Nach Gewalteskalation beim Ostderby: BDK verurteilt geplante Angriffe und fordert ehrliche Aufarbeitung der Einsatztaktik
27.01.2026
Qualität der Gewalt hat neue Dimension erreicht
Die Erkenntnisse, dass es sich nicht um spontane Emotionen, sondern um teils organisierte Hinterhalte handelte – etwa durch das Blockieren von Zugangswegen mittels eines Seils („Langes Tau“) –, belegen eine erschreckende kriminelle Energie.
„Wer Fallen stellt, um Einsatzkräfte daran zu hindern, Verletzten zu helfen oder Straftaten zu unterbinden, handelt menschenverachtend. Wir sprechen hier nicht mehr von ‚Fans‘, sondern von Gewalttätern, die den Fußball als Bühne für schwerste Straftaten missbrauchen“
Peter Alexander Meißner, Landesvorsitzender des BDK Sachsen-Anhalt e.V.
Die Einleitung von Ermittlungsverfahren, teils wegen versuchten Mordes, ist die einzig richtige Konsequenz.

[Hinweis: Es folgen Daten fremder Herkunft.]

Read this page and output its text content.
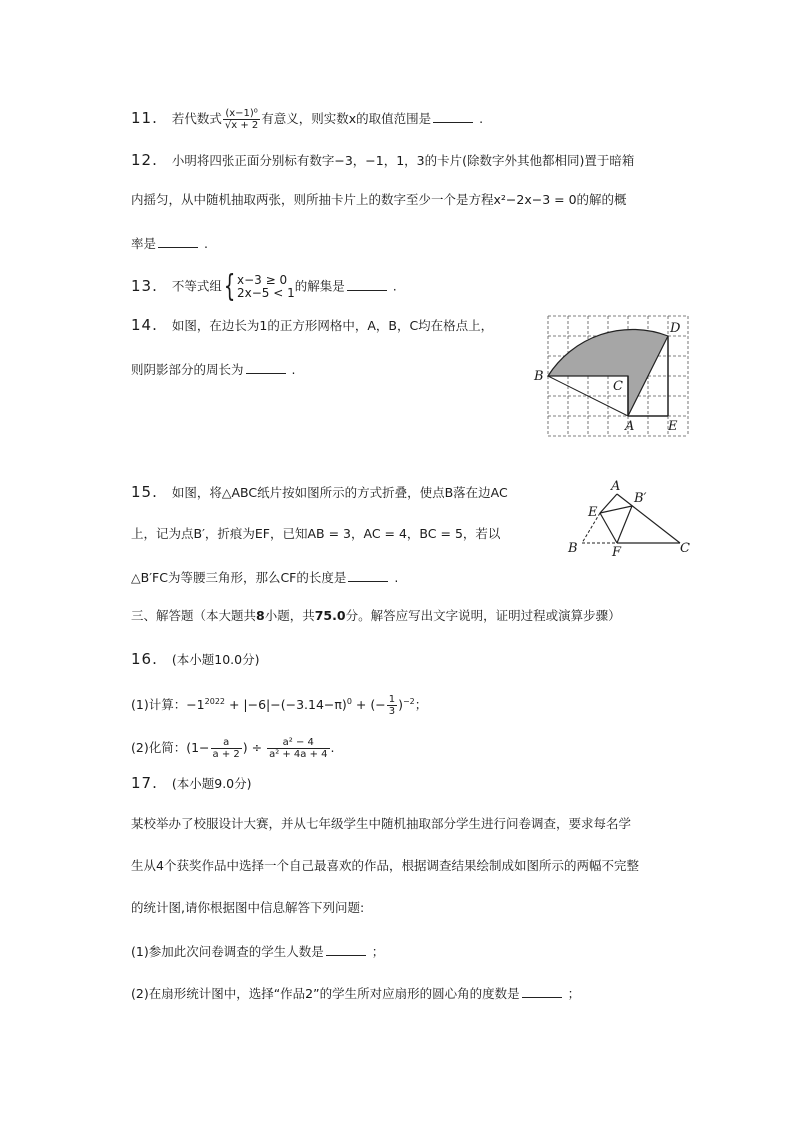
11. 若代数式 $\frac{\text{(x−1)⁰}}{√x + 2}$ 有意义，则实数x的取值范围是	.
12. 小明将四张正面分别标有数字−3，−1，1，3的卡片(除数字外其他都相同)置于暗箱
内摇匀，从中随机抽取两张，则所抽卡片上的数字至少一个是方程x²−2x−3 = 0的解的概
率是	.
13. 不等式组{ x−3 ≥ 0
2x−5 < 1 的解集是	.
14. 如图，在边长为1的正方形网格中，A，B，C均在格点上，
则阴影部分的周长为	.	B
C
A	E
D
15. 如图，将△ABC纸片按如图所示的方式折叠，使点B落在边AC
上，记为点B′，折痕为EF，已知AB = 3，AC = 4，BC = 5，若以
△B′FC为等腰三角形，那么CF的长度是	.
A
B′
E
B	F	C
三、解答题（本大题共8小题，共75.0分。解答应写出文字说明，证明过程或演算步骤）
16. (本小题10.0分)
(1)计算：$-1^{2022} + |-6|-(-3.14-\pi)^0$ + (− $\frac{1}{3} )^{-2}$；
(2)化简：($1- \frac{a}{a + 2}$ ) ÷ $\frac{\text{a² − 4}}{\text{a² + 4a + 4}}$ .
17. (本小题9.0分)
某校举办了校服设计大赛，并从七年级学生中随机抽取部分学生进行问卷调查，要求每名学
生从4个获奖作品中选择一个自己最喜欢的作品，根据调查结果绘制成如图所示的两幅不完整
的统计图,请你根据图中信息解答下列问题:
(1)参加此次问卷调查的学生人数是	；
(2)在扇形统计图中，选择“作品2”的学生所对应扇形的圆心角的度数是	；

Eine kritische Nachbetrachtung der Einsatzführung ist notwendig.Neben der Verfolgung der Täter fordert der BDK auch eine interne Aufarbeitung der Einsatzplanung. Berichten zufolge setzte die Polizeiführung initial auf eine Strategie der maximalen Deeskalation und Zurückhaltung („Unsichtbarkeit“ der Polizei), indem Kräfte hinter der Nordtribüne vorgehalten wurden, statt Präsenz zu zeigen.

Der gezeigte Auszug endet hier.